Before I talk about how they did, a few notes and changes:
- Since Spider-Man: Turn Off the Dark did not open yet, I will not be discussing my choices, Collin Baja and Dana Marie Ingraham. Both remain in the cast, and I will be sure to report on them when it is appropriate.
- Sarah O'Gleby is a dance captain and swing in How to Succeed... so I didn't see her perform. Instead, I'll discuss Cameron Adams' contributions to the show.
- Similarly, Nick Kenkel is a swing and associate choreographer for Catch Me If You Can, and I did not see him perform. Instead, I'll talk about Charlie Sutton.
- Allison Cimmet is a standby in Baby It's You!; I will talk about Kelly Barrett instead.
Today, I'll talk about them in reverse order, talking about the show that most recently opened.
Both ensemble members are consummate professionals, with dancing, singing and acting skills. I a show rife with stereotypes and old school "bits," it was nice to see them create characters beyond just being in the background. Ms. Chittick is featured as Virtue, one of Reno's Angels. As such, she is pointedly un-virtuous and quite funny as a sassy dame. Mr. Perry, one of the sailors aboard ship, is a bit player as an FBI Agent, playing the role with the requisite style, getting the necessary laugh and getting off stage. Somewhat tall and blonde, he was easy to notice throughout the performance, though, appropriately, he never pulled focus. Ms. Chittick needs to be in bigger roles, period! She is a riot to watch, and she is one of those people your eye is drawn to.
Because Mr. Ferguson is featured as one of the White Knight's knights, it was easy to follow him. And because every time they were onstage, the show was at its full potential, I'd have to say he did a terrific job, especially with the "boy band" style of mugging and posturing. Ms. Chin, I'm sure did a great job with whatever she was given to do - none of the ensemble made mistakes, nor did any of them stand out inappropriately. But hidden in a wide array of costumes and face obscuring makeup, I couldn't follow her too specifically, either. I hope they both find better and more successful shows in the years to come.
The ensemble in Sister Act probably functioned the most traditionally of any musical this season: background and scene fillers, all. That is not to say that their work went unnoticed. Mr. Hammond, not being in a featured role still had scenes to play, and he is interesting to watch. A full character was there every time he was on, and his sense of humor and understanding of the piece and his place in it were evident. Ms. DiCicco had more to do as one of the nuns, and as I said in my review, each and every one of them had characters to follow, if you so choose. That said, appropriately, she did not stand out in the chorus numbers where singing and unison movement were key. I have seen both of the actors in much larger roles, he in Hairspray, and she as Glinda in the National Tour of Wicked. Both were spectacular, and I look forward to seeing both of them more prominently featured now that they've broken through onto Broadway!

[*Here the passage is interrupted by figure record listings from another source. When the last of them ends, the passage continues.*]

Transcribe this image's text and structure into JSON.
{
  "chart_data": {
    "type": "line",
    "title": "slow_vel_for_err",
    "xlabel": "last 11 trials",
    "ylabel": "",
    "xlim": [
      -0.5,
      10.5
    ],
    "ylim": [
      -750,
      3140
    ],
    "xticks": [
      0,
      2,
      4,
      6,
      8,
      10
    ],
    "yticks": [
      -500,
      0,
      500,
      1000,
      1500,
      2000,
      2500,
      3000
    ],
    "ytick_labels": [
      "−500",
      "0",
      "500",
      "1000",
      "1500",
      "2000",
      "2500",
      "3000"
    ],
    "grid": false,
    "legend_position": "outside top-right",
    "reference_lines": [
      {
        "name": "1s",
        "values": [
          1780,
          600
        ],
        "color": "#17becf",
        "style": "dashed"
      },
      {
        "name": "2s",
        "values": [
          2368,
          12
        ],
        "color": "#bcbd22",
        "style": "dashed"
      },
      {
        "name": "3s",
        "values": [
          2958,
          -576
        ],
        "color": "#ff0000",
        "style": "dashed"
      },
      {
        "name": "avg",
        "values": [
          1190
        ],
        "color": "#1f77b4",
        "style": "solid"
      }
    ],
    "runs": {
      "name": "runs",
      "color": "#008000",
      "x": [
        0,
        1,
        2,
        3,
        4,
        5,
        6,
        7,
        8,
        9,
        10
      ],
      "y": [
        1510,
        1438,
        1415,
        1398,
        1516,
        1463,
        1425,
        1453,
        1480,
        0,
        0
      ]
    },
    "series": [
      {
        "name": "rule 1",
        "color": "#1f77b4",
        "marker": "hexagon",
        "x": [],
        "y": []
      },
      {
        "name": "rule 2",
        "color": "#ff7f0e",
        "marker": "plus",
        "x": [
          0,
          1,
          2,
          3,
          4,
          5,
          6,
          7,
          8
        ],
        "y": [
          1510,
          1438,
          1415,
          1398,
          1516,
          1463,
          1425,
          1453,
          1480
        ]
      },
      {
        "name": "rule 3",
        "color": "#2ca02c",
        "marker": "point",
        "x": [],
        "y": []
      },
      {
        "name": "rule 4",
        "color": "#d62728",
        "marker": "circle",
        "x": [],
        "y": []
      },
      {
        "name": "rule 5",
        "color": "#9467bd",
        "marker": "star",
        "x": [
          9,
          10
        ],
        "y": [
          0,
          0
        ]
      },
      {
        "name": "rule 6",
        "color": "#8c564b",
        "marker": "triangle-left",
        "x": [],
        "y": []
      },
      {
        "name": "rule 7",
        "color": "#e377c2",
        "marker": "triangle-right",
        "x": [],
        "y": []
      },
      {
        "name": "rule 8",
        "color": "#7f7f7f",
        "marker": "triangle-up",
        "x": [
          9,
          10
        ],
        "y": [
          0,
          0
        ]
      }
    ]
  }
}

Neither Mr. Uranowitz nor Ms. Barrett are really ensemble members, as every cast member plays at least a supporting character in Baby It's You! Still, they come the closest, both playing more than one role. He plays the blind son of Florence Greenberg (Beth Leavel), and several other smaller roles, including the funny bit as the singer from the Kingsmen doing "Louie, Louie" including being unintelligible with the lyrics. Ms. Barrett actually was part of the most dramatic moments in the show: a showdown between Florence and her daughter Mary Jane. But she also did great by the Lesley Gore standard, "It's My Party," another of the few highlights. Here's hoping both get better material to work with in their next Broadway outing.
These are two of my favorite Broadway babies ever. They never disappoint. Both are terrific triple threats, and in The People in the Picture, they do wonderful work, yet again. They are both excellent dancers, and do well with Andy Blankenbeuhler's intricate blend of stylized Broadway dancing and traditional Yiddish styles. Both have featured roles in addition to their ensemble duties. He plays one of the hoodlums implicit in the bigoted taunting of one of the key members of the Yiddish theatre company, and ultimately plays a role in his death. Above, Ms. Reinking is featured as a woman who agrees to save Raisel's (Donna Murphy) daughter from certain death by taking her from the ghetto and raising the daughter as her own. The penultimate scene, featuring both Ms. Murphy and Ms. Reinking, was powerfully moving, leaving not a dry eye in the house.